Public sector oil companies went in for a major dollar buying spree in the forward market on Friday last week. They were entering the foreign exchange market after a gap of three years.
The spot rupee shot up to a two-year high of 44.19 to a dollar on Thursday last week and ruled around 44.44 on Friday. “Even at a three-month premium of 6.4 per cent to be paid for booking dollars in the forward market, these companies got a decent deal, since these dollar-rupee levels are purely driven by foreign inflows, which may not continue in the same vigour beyond November-end,” said a bank dealer closely associated with PSU deals.
“This has wider market implications for dealers. First, it was product hedging, since the rupee is appreciating and the appreciation is not likely to breach beyond 43.50 to a dollar in the short run. It will be difficult if the FII inflows dry out in the first week of December, when most foreign funds close for the Christmas holidays. So, before that, they will book profit in whatever positions they have taken, since their financial year closes with the calendar year,” explained a forex dealer with a bank.
Second, it is widely perceived as more than a business decision, since oil companies generally do not hedge in the forward market. Dealers said they may have done it at the behest of the Reserve Bank of India, which is at present a bit reluctant to intervene in the forex market directly by infusing rupees in the spot market to buy dollars, for fear of stoking inflation.
Buying dollars in the forward market by these oil companies does not result in infusion of rupees immediately in the system; it also helps them in fixing the supply of cheap dollars in the future. Most of this forward buying is directed for delivery three to six months down the line. Thus, the rupee delivery for buying dollars is spread out over a period of three to six months.

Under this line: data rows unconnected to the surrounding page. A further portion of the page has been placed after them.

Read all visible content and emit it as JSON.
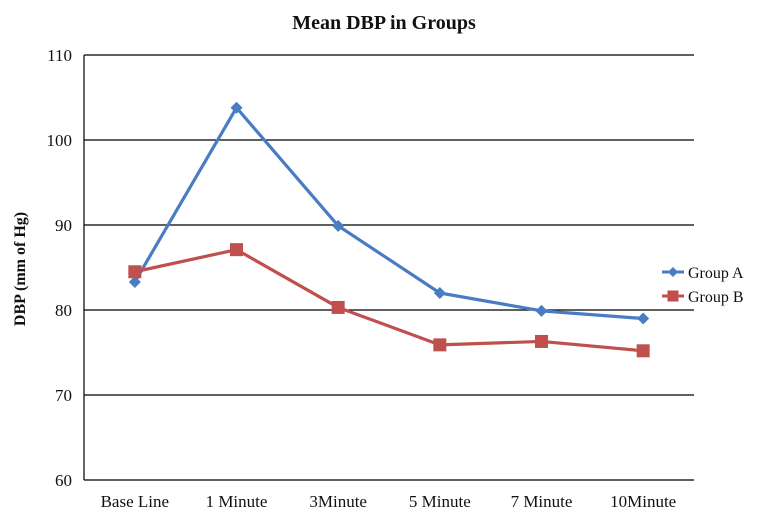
{
  "chart_data": {
    "type": "line",
    "title": "Mean DBP in Groups",
    "xlabel": "",
    "ylabel": "DBP (mm of Hg)",
    "categories": [
      "Base Line",
      "1 Minute",
      "3Minute",
      "5 Minute",
      "7 Minute",
      "10Minute"
    ],
    "ylim": [
      60,
      110
    ],
    "yticks": [
      60,
      70,
      80,
      90,
      100,
      110
    ],
    "grid": true,
    "legend_position": "right",
    "series": [
      {
        "name": "Group A",
        "color": "#4a7cc4",
        "marker": "diamond",
        "values": [
          83.3,
          103.8,
          89.9,
          82.0,
          79.9,
          79.0
        ]
      },
      {
        "name": "Group B",
        "color": "#c0504d",
        "marker": "square",
        "values": [
          84.5,
          87.1,
          80.3,
          75.9,
          76.3,
          75.2
        ]
      }
    ]
  }
}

The PSU oil companies book crude oil in the forward market in international exchanges to avoid price volatility. For delivery of the crude when the futures contract expires, these companies have to pay in dollars. Thus, the hedging in the forward market to buy dollars helps an oil company to pay less in rupees for the same dollars, while others pay more if the rupee-dollar rate, three months down the line, may have depreciated, explained dealers.
“The rupee’s appreciation seems far too swift for anybody’s comfort. I expect the rupee to touch 43.50 when inflows are chunky, but till December, the rupee is expected to be in the 44-45 band, as the country has a large current account deficit,” said the head of treasury at a large foreign bank.